Manage Financial Risks.

Markets - Fixed Income, Currencies, Commodities, Equities. Manage Financial Risks.
Identify Risk

Every business is exposed to financial risks on various fronts depending on the nature of the underlying business and the business borrowing. At Citi, we follow a strategic approach to manage your financial risks. The first step is identifying all risks that can impact your revenues and profitability.

Interest rate risk: If your business has debt on its balance sheet, fluctuations in interest rates can impact profitability.

Foreign exchange risk: If your business has overseas trade operations, you are likely to be exposed to foreign exchange risk arising from currency volatility.

Commodity risk: Fluctuations in commodity prices can impact the cost of your raw materials.

Once all exposures that have a direct and indirect impact on the earnings are identified, we will perform an impact analysis to prioritize key exposures.

Quantify Risk

Quantifying the risk exposure using the relevant metric is the first, key step towards establishing a risk management framework.

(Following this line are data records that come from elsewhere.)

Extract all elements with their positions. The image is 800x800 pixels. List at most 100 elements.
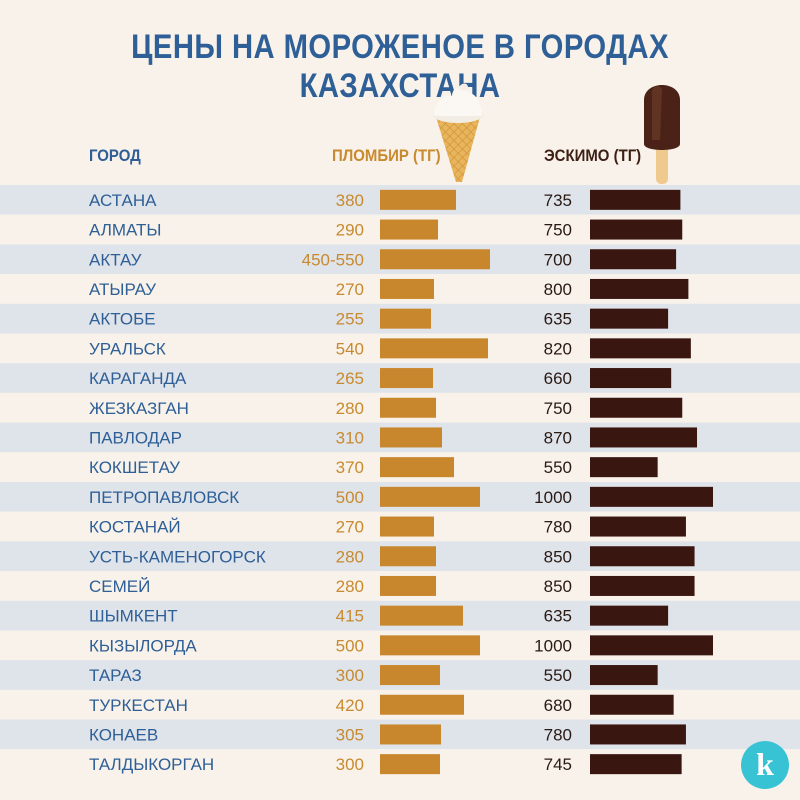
plombir-bar [380,724,441,745]
plombir-value-label: 500 [336,636,364,655]
city-label: СЕМЕЙ [89,577,150,596]
plombir-bar [380,338,488,359]
city-label: ШЫМКЕНТ [89,607,178,626]
plombir-bar [380,219,438,240]
plombir-bar [380,665,440,686]
city-label: АСТАНА [89,191,157,210]
eskimo-bar [590,605,669,626]
eskimo-value-label: 800 [544,280,572,299]
city-label: КЫЗЫЛОРДА [89,636,197,655]
eskimo-value-label: 635 [544,607,572,626]
eskimo-bar [590,694,674,715]
city-label: ТАРАЗ [89,666,142,685]
plombir-bar [380,427,442,448]
plombir-bar [380,397,436,418]
city-label: КОНАЕВ [89,725,158,744]
eskimo-bar [590,486,713,507]
eskimo-value-label: 850 [544,547,572,566]
eskimo-bar [590,397,683,418]
plombir-bar [380,694,464,715]
plombir-bar [380,635,480,656]
eskimo-bar [590,368,672,389]
plombir-bar [380,278,434,299]
eskimo-bar [590,635,713,656]
eskimo-bar [590,546,695,567]
plombir-bar [380,189,456,210]
eskimo-bar [590,308,669,329]
city-label: УРАЛЬСК [89,339,166,358]
eskimo-column-header: ЭСКИМО (ТГ) [544,146,642,165]
eskimo-bar [590,516,686,537]
eskimo-value-label: 700 [544,250,572,269]
city-label: КОСТАНАЙ [89,518,181,537]
plombir-bar [380,486,480,507]
plombir-bar [380,516,434,537]
eskimo-value-label: 735 [544,191,572,210]
plombir-value-label: 290 [336,221,364,240]
eskimo-value-label: 750 [544,221,572,240]
eskimo-value-label: 850 [544,577,572,596]
eskimo-value-label: 870 [544,428,572,447]
plombir-value-label: 270 [336,518,364,537]
plombir-value-label: 300 [336,666,364,685]
plombir-value-label: 420 [336,696,364,715]
plombir-bar [380,308,431,329]
city-label: АТЫРАУ [89,280,156,299]
city-label: ТАЛДЫКОРГАН [89,755,214,774]
plombir-bar [380,457,454,478]
brand-logo: k [741,741,789,789]
eskimo-bar [590,219,683,240]
plombir-value-label: 300 [336,755,364,774]
eskimo-bar [590,754,682,775]
plombir-bar [380,605,463,626]
city-label: КОКШЕТАУ [89,458,180,477]
plombir-column-header: ПЛОМБИР (ТГ) [332,146,441,165]
plombir-value-label: 450-550 [302,250,364,269]
plombir-value-label: 270 [336,280,364,299]
eskimo-bar [590,427,698,448]
city-label: ПАВЛОДАР [89,428,182,447]
plombir-value-label: 415 [336,607,364,626]
plombir-value-label: 255 [336,310,364,329]
row-stripes [0,185,800,779]
eskimo-bar [590,189,681,210]
plombir-value-label: 280 [336,399,364,418]
eskimo-value-label: 780 [544,518,572,537]
city-label: ПЕТРОПАВЛОВСК [89,488,239,507]
plombir-value-label: 280 [336,547,364,566]
eskimo-value-label: 550 [544,458,572,477]
eskimo-bar [590,249,677,270]
city-label: ТУРКЕСТАН [89,696,188,715]
eskimo-value-label: 750 [544,399,572,418]
city-label: АКТАУ [89,250,142,269]
eskimo-value-label: 660 [544,369,572,388]
plombir-value-label: 310 [336,428,364,447]
ice-cream-cone-icon [433,83,483,182]
eskimo-value-label: 1000 [534,488,572,507]
plombir-value-label: 265 [336,369,364,388]
plombir-bar [380,754,440,775]
plombir-bar [380,249,490,270]
eskimo-bar [590,457,658,478]
plombir-value-label: 540 [336,339,364,358]
plombir-value-label: 280 [336,577,364,596]
plombir-value-label: 370 [336,458,364,477]
plombir-value-label: 380 [336,191,364,210]
eskimo-value-label: 680 [544,696,572,715]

In addition to the traditional measure VaR (Value at Risk), to quantify your firm's exposures to the changes in market factors under normal conditions, Citi also employs sophisticated tools such as CFaR (Cash Flow at Risk), and EaR (Earning at Risk) to factor in long-term cash flows. The final impact of risks on the company is examined from a holistic perspective, accounting for individual exposures, volatilities and cross-correlations.

To make sure that you stay in control even in unforeseen events, we conduct comprehensive stress testing and scenario analysis.

Set Risk Strategy

Quantifying risk provides the base from which a risk strategy can be drawn up. Citi partners with you to help define your risk management strategy. We will give you all key inputs including:

  • Earning performance of the company on expected and worst case scenarios given market movements
  • Scenario analysis: considering possible future market conditions
  • Cost-benefit analysis: hedging has to be cost-efficient

You could adopt one of the following strategies:

  • Keep naked positions on exposures
  • Hedge all your exposures all the time
  • Strike a balance between hedging specific exposure and leaving some unhedged.

The final decision is solely yours. We strongly advocate that you deliberate on the pros and cons of each approach and adopt a strategy that suits you best.


Citi is a dominant market player in fixed income, currencies, commodities and derivatives. Our experienced sales professionals endeavor to understand the dynamics of your industry. Our specialist structuring team can belt out a full range of solutions to best meet your needs. We make it a point to exploit natural hedges and partial hedges in your exposures so that hedging is cost-effective.

Leverage our unmatched structuring capabilities to devise innovative products to help you manage your exposures in line with your financial objectives.


Ours is a true relationship based approach. Once the hedging solution is implemented, we do periodic reviews to keep your hedge effective at all times, we can assist you with dynamic hedging by periodically rebalancing positions.